The evidence gathered during the investigation showed that this was not the work of a few rogue employees but points towards an institutionalised culture of deceit with instructions and co-ordination coming from the very top of the Southern Water chain of command, including senior lawyers.

And all the while Southern Water customers have been paying escalating bills as the company amassed eye watering sums of profits. Over £200m in profits were made by the company in each of the last 3 years. And, it gets worse! Profits are simply hidden offshore. Southern Water’s Jersey based owners Greensands Holdings, controlled from the Caymans, only payed £100,000 corporation tax on £103m profits. Yes, our jaws dropped even further at that too!

Hugo Tagholm, CEO of Surfers Against Sewage says:

It’s absolutely scandalous that Southern Water dumped raw sewage in the sea for so long, hiding their tracks as they went so they could increase their profits. This shocking, criminal capitalism is one of the worst cases of companies wilfully putting profits before the health of people or planet.
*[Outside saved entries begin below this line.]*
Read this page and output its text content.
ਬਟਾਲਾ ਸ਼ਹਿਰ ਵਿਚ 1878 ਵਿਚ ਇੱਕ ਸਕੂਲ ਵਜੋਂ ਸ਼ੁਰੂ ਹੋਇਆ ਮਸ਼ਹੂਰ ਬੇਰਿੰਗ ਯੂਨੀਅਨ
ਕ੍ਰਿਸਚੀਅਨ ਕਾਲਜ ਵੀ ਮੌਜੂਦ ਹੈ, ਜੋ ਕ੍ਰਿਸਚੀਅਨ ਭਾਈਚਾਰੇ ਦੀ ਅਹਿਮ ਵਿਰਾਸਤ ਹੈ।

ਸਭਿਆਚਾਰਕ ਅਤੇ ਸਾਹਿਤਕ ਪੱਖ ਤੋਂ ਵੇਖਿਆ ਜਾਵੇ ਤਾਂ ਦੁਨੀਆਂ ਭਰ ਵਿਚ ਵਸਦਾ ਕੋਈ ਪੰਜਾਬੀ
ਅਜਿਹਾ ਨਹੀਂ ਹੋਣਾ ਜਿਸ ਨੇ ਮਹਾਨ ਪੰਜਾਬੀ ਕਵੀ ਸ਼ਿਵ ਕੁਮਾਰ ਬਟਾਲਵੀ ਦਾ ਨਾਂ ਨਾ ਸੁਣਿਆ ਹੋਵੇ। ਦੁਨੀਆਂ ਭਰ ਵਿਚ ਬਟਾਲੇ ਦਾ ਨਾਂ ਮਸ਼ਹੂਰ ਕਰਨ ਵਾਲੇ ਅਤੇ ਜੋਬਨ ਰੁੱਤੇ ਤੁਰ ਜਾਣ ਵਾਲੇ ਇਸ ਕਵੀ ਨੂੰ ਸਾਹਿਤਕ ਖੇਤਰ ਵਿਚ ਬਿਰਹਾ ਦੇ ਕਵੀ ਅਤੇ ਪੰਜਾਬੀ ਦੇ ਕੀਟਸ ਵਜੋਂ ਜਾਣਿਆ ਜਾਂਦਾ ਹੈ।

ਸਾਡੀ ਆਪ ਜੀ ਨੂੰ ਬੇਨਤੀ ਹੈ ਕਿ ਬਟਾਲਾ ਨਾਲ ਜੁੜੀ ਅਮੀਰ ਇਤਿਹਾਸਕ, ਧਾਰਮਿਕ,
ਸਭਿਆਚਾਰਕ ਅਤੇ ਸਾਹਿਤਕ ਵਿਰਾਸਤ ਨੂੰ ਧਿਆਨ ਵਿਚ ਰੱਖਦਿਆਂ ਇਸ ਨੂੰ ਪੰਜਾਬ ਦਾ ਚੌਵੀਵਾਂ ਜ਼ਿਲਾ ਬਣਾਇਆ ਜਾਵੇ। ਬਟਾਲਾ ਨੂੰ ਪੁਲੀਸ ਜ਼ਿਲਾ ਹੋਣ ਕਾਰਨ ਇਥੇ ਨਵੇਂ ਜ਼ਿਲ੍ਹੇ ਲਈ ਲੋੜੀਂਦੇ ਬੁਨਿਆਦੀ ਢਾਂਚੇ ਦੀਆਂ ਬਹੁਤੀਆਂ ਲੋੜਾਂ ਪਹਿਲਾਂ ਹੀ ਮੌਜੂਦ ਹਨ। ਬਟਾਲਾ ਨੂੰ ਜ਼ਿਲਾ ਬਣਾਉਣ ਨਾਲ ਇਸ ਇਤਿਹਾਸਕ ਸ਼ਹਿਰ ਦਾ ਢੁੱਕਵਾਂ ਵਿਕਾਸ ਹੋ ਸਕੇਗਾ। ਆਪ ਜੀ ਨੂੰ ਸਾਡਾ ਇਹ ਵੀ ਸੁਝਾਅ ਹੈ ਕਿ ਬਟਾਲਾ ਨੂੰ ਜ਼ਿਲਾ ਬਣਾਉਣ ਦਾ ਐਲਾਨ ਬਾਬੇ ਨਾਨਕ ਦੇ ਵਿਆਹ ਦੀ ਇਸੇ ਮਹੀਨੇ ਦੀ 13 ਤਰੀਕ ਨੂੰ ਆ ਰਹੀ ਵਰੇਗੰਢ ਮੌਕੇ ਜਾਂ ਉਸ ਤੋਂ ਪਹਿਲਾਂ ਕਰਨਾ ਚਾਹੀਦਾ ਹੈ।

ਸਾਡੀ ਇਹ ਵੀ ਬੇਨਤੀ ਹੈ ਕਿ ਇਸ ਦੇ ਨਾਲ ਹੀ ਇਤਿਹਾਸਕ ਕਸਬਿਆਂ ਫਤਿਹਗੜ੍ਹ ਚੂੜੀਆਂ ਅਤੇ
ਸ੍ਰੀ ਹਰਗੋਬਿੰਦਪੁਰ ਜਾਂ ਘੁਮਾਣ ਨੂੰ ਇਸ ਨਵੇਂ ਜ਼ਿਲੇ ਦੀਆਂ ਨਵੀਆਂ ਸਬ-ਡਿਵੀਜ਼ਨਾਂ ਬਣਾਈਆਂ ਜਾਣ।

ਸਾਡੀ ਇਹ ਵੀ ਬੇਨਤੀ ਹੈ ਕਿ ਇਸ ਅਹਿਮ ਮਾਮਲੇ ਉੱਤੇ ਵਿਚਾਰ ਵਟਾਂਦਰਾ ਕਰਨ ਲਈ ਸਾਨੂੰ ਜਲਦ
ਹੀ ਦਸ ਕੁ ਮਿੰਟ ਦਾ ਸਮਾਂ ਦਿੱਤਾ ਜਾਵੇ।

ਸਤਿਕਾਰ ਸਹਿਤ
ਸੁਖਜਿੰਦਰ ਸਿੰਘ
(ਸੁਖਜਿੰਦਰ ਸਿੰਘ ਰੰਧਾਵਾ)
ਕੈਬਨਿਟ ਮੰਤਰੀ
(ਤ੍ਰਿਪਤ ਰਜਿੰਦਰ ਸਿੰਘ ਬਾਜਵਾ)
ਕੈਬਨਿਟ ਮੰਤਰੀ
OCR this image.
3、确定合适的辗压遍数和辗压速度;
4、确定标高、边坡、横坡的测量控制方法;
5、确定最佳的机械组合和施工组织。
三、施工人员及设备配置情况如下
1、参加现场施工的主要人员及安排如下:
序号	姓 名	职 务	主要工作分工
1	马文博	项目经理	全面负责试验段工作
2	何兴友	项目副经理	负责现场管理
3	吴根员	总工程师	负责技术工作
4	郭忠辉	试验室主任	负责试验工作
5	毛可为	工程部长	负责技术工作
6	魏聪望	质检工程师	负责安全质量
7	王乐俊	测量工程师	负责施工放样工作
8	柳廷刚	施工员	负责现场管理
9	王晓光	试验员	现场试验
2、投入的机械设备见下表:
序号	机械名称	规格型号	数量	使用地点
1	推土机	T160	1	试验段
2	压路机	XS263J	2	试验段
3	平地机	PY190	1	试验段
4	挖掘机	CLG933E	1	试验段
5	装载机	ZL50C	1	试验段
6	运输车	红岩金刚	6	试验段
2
Worse still is that water companies, including Southern Water, seem to continue dumping raw sewage into fragile, precious and finite blue habitats, with over 400,000 separate raw sewage pollution events pinned to their collective reputation in 2020 alone. All whilst their CEOs walk away with huge pay packets and dividends.

They are simply not doing a good enough job. The water industry needs to clean up its act and be held to account.

This isn’t the first time that Southern Water have been caught out. In 2019, it was ordered to pay a penalty of £126m back to customers by the price regulator Ofwat for deliberately misreporting its performance, serious failures at sewage treatment sites, and for failing to invest in equipment resulting in discharges of waste water into the environment. And last year we reporting in our Water Quality Report how Southern Water had failed to provide sewage discharge notifications through the Safer Seas & Rivers Service, putting 1,000’s of people at risk of surfing, swimming, kayaking and playing in potentially unsafe waters.

And this won’t be the end of this story. Investigations are still underway for instances occurring after 2015. This week’s case highlights the extent to which corporate greed continues to take precedent over human and environmental health. Water companies simply can’t be allowed to get away with this any longer. It’s time to End Sewage Pollution for good.